Cynthia Sung Receives Army Early Career Award to Make Robots Move Like Animals

Looking to the design of muscle integration in the human spine, Cynthia Sung is developing a robotic spine in her lab to advance the movement of soft robotics.

Inspired by the variety of muscles that control movement in animals, Cynthia Sung, Gabel Family Term Assistant Professor in Mechanical Engineering and Applied Mechanics (MEAM) at Penn Engineering, aims to advance movement and stiffness control in today’s robots to make future robotic platforms more adaptable and efficient. Her project, “Multiscale Actuation and Control for Tunable Stiffness Robots,” is funded by a three-year, $360K Early Career Program grant from the Army Research Office, a directorate of the U.S. Army Combat Capabilities Development Command Army Research Laboratory.

Animals utilize both small and large muscles to control their movement. For example, these local and global muscles work together fluidly to allow a mother monkey to swing from branch to branch while making fine-tuned adjustments to ensure her baby doesn’t lose its grip. Similarly, they allow a person to seamlessly transition from jogging on concrete to jogging on sand. This muscle integration is essential for all animals to navigate their surroundings. While we tend to credit the large muscle groups such as those in our legs that get us from place to place for our ability to move and adapt to our environment, the smaller muscles that allow us to change stiffness in our back to give non-verbal body cues or to balance on moving surfaces are just as important. It is these muscles that Sung pulls inspiration from as she designs new, integrated systems in soft robotics.

“Current robots don’t come close to matching the agility and maneuverability that we see in animals,” says Sung. “We think the reason for this is that animals have the ability to control not just joint positions, something current robots can do, but also their inherent mechanics—things such as stiffness, compliance, damping, friction and other physical properties. Recently, there have been advancements in new materials that allow us to change these sorts of properties, but we don’t know how to use them effectively in robots yet. This project will give us new insights into how we can combine new materials advancements with good robot design to create more capable and complex systems.”

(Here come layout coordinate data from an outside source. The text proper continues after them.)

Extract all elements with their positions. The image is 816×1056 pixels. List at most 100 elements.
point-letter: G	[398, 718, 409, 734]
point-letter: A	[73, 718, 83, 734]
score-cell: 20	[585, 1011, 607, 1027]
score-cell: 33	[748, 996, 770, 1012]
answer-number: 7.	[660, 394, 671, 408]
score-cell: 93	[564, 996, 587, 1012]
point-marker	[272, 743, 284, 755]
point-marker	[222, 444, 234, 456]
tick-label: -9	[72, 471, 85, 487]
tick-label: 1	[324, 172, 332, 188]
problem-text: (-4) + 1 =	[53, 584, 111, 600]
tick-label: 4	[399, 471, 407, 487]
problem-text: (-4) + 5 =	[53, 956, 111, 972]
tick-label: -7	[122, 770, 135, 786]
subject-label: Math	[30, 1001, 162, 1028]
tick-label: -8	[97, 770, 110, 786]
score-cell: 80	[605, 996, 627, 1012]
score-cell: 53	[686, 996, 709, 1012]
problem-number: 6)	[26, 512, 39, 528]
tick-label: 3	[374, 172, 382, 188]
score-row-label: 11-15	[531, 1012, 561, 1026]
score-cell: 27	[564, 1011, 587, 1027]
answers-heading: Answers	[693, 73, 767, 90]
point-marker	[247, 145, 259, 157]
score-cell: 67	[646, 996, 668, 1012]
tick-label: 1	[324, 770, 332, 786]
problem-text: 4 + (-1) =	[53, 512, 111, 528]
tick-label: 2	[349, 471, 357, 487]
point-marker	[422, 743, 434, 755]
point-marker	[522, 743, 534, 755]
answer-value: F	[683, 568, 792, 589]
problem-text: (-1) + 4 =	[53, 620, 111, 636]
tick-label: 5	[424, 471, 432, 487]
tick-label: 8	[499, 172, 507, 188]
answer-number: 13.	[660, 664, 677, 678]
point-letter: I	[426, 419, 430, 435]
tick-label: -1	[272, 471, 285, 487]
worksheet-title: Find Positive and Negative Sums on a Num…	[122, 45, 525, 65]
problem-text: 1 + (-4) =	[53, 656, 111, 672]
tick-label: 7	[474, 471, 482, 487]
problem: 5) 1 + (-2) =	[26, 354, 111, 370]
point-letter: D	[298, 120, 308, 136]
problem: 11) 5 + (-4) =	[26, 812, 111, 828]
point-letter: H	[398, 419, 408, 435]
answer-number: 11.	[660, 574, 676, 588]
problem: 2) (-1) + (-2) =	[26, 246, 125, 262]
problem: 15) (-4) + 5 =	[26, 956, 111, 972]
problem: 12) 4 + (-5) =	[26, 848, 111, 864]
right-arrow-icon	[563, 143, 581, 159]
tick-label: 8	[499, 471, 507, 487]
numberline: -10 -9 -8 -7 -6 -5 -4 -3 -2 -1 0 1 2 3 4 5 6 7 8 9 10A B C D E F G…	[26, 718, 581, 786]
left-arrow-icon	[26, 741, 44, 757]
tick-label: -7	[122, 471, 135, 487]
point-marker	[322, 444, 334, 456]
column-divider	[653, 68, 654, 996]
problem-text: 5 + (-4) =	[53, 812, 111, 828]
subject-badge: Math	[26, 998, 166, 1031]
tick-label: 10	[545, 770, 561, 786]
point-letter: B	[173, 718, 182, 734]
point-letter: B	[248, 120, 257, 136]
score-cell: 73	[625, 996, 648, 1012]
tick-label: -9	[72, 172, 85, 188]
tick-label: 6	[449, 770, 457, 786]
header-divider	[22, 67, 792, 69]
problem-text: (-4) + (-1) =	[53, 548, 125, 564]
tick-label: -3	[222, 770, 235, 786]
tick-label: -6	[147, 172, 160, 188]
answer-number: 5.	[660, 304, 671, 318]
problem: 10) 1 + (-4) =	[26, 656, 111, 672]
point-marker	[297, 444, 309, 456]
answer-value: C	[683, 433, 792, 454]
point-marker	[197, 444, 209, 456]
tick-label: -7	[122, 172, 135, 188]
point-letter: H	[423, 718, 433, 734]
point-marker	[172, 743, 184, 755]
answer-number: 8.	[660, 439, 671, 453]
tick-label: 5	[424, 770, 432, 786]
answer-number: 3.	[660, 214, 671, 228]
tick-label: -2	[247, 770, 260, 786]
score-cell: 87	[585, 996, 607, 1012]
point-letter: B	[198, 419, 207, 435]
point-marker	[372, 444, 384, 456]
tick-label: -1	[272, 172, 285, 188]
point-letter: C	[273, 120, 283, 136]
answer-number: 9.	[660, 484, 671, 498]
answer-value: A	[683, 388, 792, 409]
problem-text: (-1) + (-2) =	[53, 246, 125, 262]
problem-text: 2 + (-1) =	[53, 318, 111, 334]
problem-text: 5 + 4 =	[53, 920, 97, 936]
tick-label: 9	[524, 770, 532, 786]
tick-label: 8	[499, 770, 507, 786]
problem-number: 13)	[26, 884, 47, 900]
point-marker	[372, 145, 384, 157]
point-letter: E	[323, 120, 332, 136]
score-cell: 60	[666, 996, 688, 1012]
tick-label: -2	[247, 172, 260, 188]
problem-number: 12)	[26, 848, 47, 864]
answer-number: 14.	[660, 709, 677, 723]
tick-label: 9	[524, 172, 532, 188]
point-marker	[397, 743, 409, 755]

The inspiration for this particular project? The human spine. 

“The human spine has a combination of long global muscles down the back and small local muscles between individual vertebrae,” says Sung. “The global muscles help people to do large motions like bending or twisting, but the small muscles change stiffness, which helps with energy-efficient locomotion and allows us to make subtle changes in movement, balance and form.”

Using the spine as her model system, Sung is studying how hierarchical actuation—the different organizational levels of robotic movement—and control schemes can be used to enhance the capabilities of a soft robot over a wide variety of tasks. The work, informed by simplified mechanics models for soft robotics, will integrate computational approaches to modeling and distributed control of a flexible, compliant structure while taking into account the number of independent movements a given robot’s joints or parts can make.

This work has the potential to advance current soft robots’ abilities to perform quasi-static tasks, or those that only require gradual and slow movements without rapid changes in acceleration, to allow future soft robots to quickly and dynamically respond to rapid and sudden changes in their environments. These improvements will not only allow robots to move and react more like animals, but they will lead to new applications and solutions in the robotics field that can address a wider range of societal needs.

“I’m excited about the potential of this project to move us beyond existing robot design paradigms to being able to understand and leverage the interactions between robot behaviors, their body morphologies, and their actuation capabilities to create new robot designs,” says Sung. “I’m very grateful to the ARO Early Career Program, and especially to our program manager Dr. Dean Culver, for enabling us to explore this new direction in our work.”